Renata Lange; Caoê Von Linsingen; Fernanda Mata; Aline Barbosa Moraes; Mariana Arruda; Leonardo Vieira Neto

doi:10.1530/EDM-15-0085

Endocrine abnormalities in ring chromosome 11: a case report and review of the literature

Endocrinol Diabetes Metab Case Rep. 2015:2015:150085. doi: 10.1530/EDM-15-0085. Epub 2015 Oct 15.

Authors

Renata Lange¹, Caoê Von Linsingen¹, Fernanda Mata¹, Aline Barbosa Moraes², Mariana Arruda², Leonardo Vieira Neto³

Affiliations

¹ Endocrine Section, Hospital Federal da Lagoa , Rio de Janeiro , Brazil.
² Department of Internal Medicine and Endocrine Section, Medical School and Hospital Universitário Clementino Fraga Filho, Universidade Federal de Rio de Janeiro , Rua Prof. Rodolpho Paulo Rocco, 255, 9th Floor, Ilha do Fundão, Rio de Janeiro, 21941-913 , Brazil.
³ Endocrine Section, Hospital Federal da Lagoa , Rio de Janeiro , Brazil ; Department of Internal Medicine and Endocrine Section, Medical School and Hospital Universitário Clementino Fraga Filho, Universidade Federal de Rio de Janeiro , Rua Prof. Rodolpho Paulo Rocco, 255, 9th Floor, Ilha do Fundão, Rio de Janeiro, 21941-913 , Brazil.

Abstract

Ring chromosomes (RCs) are uncommon cytogenetic findings, and RC11 has only been described in 19 cases in the literature. Endocrine abnormalities associated with RC11 were reported for two of these cases. The clinical features of RC11 can result from an alteration in the structure of the genetic material, ring instability, mosaicism, and various extents of genetic material loss. We herein describe a case of RC11 with clinical features of 11q-syndrome and endocrine abnormalities that have not yet been reported.
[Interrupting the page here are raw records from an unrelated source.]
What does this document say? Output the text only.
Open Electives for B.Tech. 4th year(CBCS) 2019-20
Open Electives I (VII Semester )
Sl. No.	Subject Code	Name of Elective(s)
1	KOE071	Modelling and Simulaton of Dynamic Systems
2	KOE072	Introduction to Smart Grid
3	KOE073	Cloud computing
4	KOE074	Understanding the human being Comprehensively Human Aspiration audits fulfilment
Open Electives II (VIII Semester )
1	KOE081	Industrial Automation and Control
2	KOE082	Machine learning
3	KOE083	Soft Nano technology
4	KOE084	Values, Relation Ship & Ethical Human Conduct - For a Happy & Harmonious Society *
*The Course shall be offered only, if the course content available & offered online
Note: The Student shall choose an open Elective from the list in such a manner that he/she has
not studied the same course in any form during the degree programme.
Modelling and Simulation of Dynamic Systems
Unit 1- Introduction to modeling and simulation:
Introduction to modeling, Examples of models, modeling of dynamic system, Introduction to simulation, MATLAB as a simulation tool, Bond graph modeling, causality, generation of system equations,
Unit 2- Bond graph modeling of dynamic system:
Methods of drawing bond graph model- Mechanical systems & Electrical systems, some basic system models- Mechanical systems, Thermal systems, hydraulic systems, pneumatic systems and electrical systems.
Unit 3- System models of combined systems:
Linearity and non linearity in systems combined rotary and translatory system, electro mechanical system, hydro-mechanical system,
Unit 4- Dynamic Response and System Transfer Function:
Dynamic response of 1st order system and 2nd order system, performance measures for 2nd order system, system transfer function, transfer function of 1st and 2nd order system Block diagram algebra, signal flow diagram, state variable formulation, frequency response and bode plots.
A 20-year-old female patient had facial dysmorphism, short stature, psychomotor developmental delays, a ventricular septal defect, and thrombocytopenia. Karyotyping demonstrated RC11 (46,XX,r(11)(p15q25)). This patient presented with clinical features that may be related to Jacobsen syndrome, which is caused by partial deletion of the long arm of chromosome 11. Regarding endocrine abnormalities, our patient presented with precocious puberty followed by severe hirsutism, androgenic alopecia, clitoromegaly, and amenorrhea, which were associated with overweight, type 2 diabetes mellitus (T2DM), and hyperinsulinemia; therefore, this case meets the diagnostic criteria for polycystic ovary syndrome. Endocrine abnormalities are rare in patients with RC11, and the association of RC11 with precocious puberty, severe clinical hyperandrogenism, insulin resistance, and T2DM has not been reported previously. We speculate that gene(s) located on chromosome 11 might be involved in the pathogenesis of these conditions. Despite the rarity of RCs, studies to correlate the genes located on the chromosomes with the phenotypes observed could lead to major advances in the understanding and treatment of more prevalent diseases.

Learning points: We hypothesize that the endocrine features of precocious puberty, severe clinical hyperandrogenism, insulin resistance, and T2DM might be associated with 11q-syndrome.A karyotype study should be performed in patients with short stature and facial dysmorphism.Early diagnosis and adequate management of these endocrine abnormalities are essential to improve the quality of life of the patient and to prevent other chronic diseases, such as diabetes and its complications.